(4e) Carbon Dioxide Capture with Microporous Metal Organic Frameworks
AIChE Spring Meeting and Global Congress on Process Safety
2007
2007 Spring Meeting & 3rd Global Congress on Process Safety
Fuels and Petrochemicals Division
Carbon Dioxide Capture and Storage - I
Monday, April 23, 2007 - 9:40am to 10:05am
It is our goal to incorporate extremely high pore volume MOF (metal organic framework) materials into a commercially viable adsorption process. Our approach to carbon dioxide capture from power plant flue gas and gasification streams involves a combination of molecular modeling with synthesis of novel MOFs. MOFs are a new class of nanoporous materials synthesized in a ?building-block? approach by self-assembly of metal or metal oxide vertices interconnected by rigid organic linker molecules. We found that a set of reference MOF materials show extremely high CO2 adsorption capacities and very desirable linear isotherm shapes. For example, volumetric and gravimetric carbon dioxide capacities 3 and 7 times larger, respectively, than those for high porosity zeolites, were measured. A linear correlation between carbon dioxide adsorption capacity and surface area was determined. Detailed molecular modeling of adsorption isotherms show that theory and experiment match closely. Functional groups were added to MOF linkers in an effort to enhance the possibility for chemisorption and to help further understand the effect changes in linker chemistry have on adsorption capacity and selectivity. For example, tertiary amine functionality was incorporated into the common benzene dicarboxilic acid (BDC) linker to generate MOF-32. Raman spectroscopy was shown to be useful for the facile characterization of MOF materials, and when these data are coupled with carbon dioxide adsorption measurements, we can conclude that a more basic functionality will be required to enhance CO2 chemisorption in MOF materials.
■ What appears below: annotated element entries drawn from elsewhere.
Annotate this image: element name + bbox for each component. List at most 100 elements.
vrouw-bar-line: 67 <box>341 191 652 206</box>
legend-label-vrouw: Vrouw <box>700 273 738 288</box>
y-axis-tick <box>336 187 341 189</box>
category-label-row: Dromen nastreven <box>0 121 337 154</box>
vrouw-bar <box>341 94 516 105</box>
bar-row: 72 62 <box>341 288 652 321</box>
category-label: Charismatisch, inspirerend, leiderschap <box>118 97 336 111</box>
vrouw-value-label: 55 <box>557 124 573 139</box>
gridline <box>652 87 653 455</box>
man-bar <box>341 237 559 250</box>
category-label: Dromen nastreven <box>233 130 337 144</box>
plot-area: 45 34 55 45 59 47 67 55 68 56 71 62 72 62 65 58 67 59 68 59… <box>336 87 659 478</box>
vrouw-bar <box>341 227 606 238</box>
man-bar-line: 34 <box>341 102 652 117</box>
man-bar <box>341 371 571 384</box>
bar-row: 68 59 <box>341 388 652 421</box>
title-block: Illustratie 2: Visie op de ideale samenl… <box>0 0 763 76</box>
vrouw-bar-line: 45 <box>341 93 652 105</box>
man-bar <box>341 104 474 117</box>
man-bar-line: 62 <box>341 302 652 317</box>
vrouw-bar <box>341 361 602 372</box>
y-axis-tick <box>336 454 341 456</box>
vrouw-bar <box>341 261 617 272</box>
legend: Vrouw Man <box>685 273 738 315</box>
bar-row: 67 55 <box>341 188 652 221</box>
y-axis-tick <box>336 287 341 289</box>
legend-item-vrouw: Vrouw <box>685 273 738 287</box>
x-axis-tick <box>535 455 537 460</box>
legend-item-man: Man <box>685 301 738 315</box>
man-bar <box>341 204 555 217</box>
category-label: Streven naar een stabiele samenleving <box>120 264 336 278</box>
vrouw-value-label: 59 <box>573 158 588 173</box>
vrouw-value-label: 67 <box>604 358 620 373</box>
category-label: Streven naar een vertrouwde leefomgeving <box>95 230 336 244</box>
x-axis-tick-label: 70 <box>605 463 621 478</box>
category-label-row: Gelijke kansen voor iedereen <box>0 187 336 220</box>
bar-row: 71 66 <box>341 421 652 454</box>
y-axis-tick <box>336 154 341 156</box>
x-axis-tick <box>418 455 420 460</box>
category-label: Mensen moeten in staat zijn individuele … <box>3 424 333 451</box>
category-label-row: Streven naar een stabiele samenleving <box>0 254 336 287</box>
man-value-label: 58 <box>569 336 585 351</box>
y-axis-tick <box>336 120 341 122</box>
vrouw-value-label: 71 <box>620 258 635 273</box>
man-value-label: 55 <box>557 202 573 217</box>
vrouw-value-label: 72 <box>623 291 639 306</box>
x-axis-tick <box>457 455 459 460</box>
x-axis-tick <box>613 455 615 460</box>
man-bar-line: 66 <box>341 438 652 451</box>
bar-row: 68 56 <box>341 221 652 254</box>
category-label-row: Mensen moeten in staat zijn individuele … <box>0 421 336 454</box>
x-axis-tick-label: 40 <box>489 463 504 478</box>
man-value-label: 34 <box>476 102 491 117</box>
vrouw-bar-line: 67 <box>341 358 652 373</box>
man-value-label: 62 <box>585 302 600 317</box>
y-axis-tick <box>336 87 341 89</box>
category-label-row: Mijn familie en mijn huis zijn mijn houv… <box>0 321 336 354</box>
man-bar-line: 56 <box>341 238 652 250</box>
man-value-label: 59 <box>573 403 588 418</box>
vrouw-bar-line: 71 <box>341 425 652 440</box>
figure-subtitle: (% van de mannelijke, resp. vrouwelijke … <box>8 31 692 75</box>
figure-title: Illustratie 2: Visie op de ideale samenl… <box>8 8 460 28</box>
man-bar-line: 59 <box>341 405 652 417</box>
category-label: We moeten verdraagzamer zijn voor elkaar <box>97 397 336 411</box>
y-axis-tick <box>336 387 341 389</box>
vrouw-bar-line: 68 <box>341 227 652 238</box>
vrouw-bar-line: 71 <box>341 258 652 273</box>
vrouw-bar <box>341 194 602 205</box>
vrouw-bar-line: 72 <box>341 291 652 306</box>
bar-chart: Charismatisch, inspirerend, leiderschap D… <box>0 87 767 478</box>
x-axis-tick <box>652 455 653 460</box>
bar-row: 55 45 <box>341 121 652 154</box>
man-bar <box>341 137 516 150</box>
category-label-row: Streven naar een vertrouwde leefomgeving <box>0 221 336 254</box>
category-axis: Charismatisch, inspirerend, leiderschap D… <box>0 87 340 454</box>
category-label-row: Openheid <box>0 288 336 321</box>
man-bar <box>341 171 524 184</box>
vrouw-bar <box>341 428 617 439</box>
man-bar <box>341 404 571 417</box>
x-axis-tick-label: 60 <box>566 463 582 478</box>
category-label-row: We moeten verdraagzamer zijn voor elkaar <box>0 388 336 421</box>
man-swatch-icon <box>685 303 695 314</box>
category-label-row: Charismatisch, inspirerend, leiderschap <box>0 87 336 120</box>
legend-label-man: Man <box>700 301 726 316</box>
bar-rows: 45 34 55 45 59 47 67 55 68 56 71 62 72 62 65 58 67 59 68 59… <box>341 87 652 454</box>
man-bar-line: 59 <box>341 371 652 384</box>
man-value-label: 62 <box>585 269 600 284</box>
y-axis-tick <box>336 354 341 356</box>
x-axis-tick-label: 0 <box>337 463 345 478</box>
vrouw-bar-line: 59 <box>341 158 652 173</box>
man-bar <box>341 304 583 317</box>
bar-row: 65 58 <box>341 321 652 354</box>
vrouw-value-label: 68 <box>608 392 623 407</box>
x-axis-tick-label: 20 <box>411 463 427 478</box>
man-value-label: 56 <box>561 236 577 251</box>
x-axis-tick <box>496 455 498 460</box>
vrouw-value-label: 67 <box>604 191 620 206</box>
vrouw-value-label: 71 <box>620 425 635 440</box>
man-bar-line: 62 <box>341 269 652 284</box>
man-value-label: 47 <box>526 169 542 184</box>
Once again, the modeling work correlated closely with experiment. In fact, the rational synthesis approach described above opened up the possibility of incorporating a wide variety of metal and metal oxide vertices, as well as various functional groups into a MOF structure. Because MOF synthesis reaction products are often predictable, we were able to use molecular modeling as a way to screen new structures before they were synthesized. In this way, modeling also enabled us to reduce or eliminate extensive and expensive laboratory experiments. Finally, the hydrothermal stability of a wide variety of MOFs was investigated utilizing high throughput tools. High carbon dioxide adsorption capacity and good hydrothermal stability are the initial screening criteria to determine which materials to further evaluate for flue gas carbon dioxide capture.